| CanWest News Service |
Saturday, July 21, 2007
Canada's Hugh Adsett said the UN should be where "diverse voices" can be heard, and "even if some governments don't agree with some [activists], they should not be excluded," note-takers reported.
The charge led to UN approval for the Coalition gaie et lesbienne du Quebec to receive "observer" status at the world body.
But Canada's siding with political activists who'd upset China over the international status of Taiwan -- which Beijing considers to be a Chinese province -- wasn't enough to prevent a one-year suspension of their group from the "observer" list.
After Adsett said Canada "deplored" the action against Liberal International, Cuba's Maria Del Carmen claimed China had acted out of a "spirit of flexibility, understanding and compromise."
The drama took place in Geneva at a meeting of the Economic and Social Council -- a central UN arm run by 54 member governments, including Canada's.
Among other business, the council was reviewing recommendations from its 19-member committee on non-governmental organizations about giving groups permission to campaign at ECOSOC meetings as "observers."
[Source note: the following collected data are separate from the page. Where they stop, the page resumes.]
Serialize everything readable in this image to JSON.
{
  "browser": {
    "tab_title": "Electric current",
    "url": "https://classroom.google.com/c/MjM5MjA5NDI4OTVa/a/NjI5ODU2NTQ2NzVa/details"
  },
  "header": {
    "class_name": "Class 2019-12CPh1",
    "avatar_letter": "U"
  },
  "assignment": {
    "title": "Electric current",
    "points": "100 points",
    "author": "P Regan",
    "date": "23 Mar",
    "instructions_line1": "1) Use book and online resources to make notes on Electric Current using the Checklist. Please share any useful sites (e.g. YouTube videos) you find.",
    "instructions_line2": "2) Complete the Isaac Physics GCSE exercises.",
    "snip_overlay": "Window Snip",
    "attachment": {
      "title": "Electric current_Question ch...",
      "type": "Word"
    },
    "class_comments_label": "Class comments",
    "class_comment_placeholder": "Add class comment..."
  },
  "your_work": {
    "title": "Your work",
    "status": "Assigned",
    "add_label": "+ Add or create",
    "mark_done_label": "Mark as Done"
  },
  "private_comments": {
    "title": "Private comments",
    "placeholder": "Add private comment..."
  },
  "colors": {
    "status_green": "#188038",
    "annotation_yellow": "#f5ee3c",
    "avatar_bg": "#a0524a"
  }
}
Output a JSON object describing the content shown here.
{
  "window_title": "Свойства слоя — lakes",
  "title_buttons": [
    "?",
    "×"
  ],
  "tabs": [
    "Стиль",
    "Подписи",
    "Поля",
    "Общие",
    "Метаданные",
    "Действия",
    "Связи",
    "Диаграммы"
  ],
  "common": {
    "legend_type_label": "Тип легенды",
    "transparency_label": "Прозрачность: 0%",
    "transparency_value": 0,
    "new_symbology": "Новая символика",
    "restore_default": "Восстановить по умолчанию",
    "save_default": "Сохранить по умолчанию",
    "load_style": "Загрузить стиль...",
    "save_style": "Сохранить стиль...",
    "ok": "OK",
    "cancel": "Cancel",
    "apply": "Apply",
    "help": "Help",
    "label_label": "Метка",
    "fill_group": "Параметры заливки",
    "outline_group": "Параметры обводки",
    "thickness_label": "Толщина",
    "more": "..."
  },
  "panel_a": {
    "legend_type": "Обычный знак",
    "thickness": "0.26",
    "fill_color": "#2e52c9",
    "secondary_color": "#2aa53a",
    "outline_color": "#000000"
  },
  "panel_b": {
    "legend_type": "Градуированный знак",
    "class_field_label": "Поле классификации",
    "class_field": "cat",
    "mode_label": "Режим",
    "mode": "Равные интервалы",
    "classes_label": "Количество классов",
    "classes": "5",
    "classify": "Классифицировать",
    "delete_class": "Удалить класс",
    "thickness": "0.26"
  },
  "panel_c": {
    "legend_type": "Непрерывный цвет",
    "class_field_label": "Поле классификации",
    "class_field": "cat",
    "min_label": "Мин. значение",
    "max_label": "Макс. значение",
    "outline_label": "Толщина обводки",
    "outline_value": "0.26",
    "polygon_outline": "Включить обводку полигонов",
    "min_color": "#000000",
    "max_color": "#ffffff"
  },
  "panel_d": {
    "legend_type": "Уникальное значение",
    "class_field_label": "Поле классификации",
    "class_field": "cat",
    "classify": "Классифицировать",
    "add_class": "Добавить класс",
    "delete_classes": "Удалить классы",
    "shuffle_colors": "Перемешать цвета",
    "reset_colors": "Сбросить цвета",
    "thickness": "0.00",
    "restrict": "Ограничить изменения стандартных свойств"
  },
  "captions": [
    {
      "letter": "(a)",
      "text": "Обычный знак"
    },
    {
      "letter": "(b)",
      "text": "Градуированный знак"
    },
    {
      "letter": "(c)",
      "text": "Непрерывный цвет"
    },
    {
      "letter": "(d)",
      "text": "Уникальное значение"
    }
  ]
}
Committee members Egypt, Guinea, Pakistan, Qatar and Sudan led the successful blocking of the Quebec group's application in January despite its strong record in Canada as a bona-fide campaigner.
The vote reflected hostility towards the idea of homosexuality in many parts of the world -- in particular in Muslim countries, but also by the governments of some big powers such as China and Russia.
But the countries holding those views form a far smaller proportion of the ECOSOC membership, and the vote was 22 in the Quebec group's favour, 13 against, 13 abstentions and the rest absent. "We're surprised and happy," said Yvan Lapointe, CGLQ executive director, who said his group now planned to use the UN as a platform to spread homosexual rights to many of the same countries that voted against it.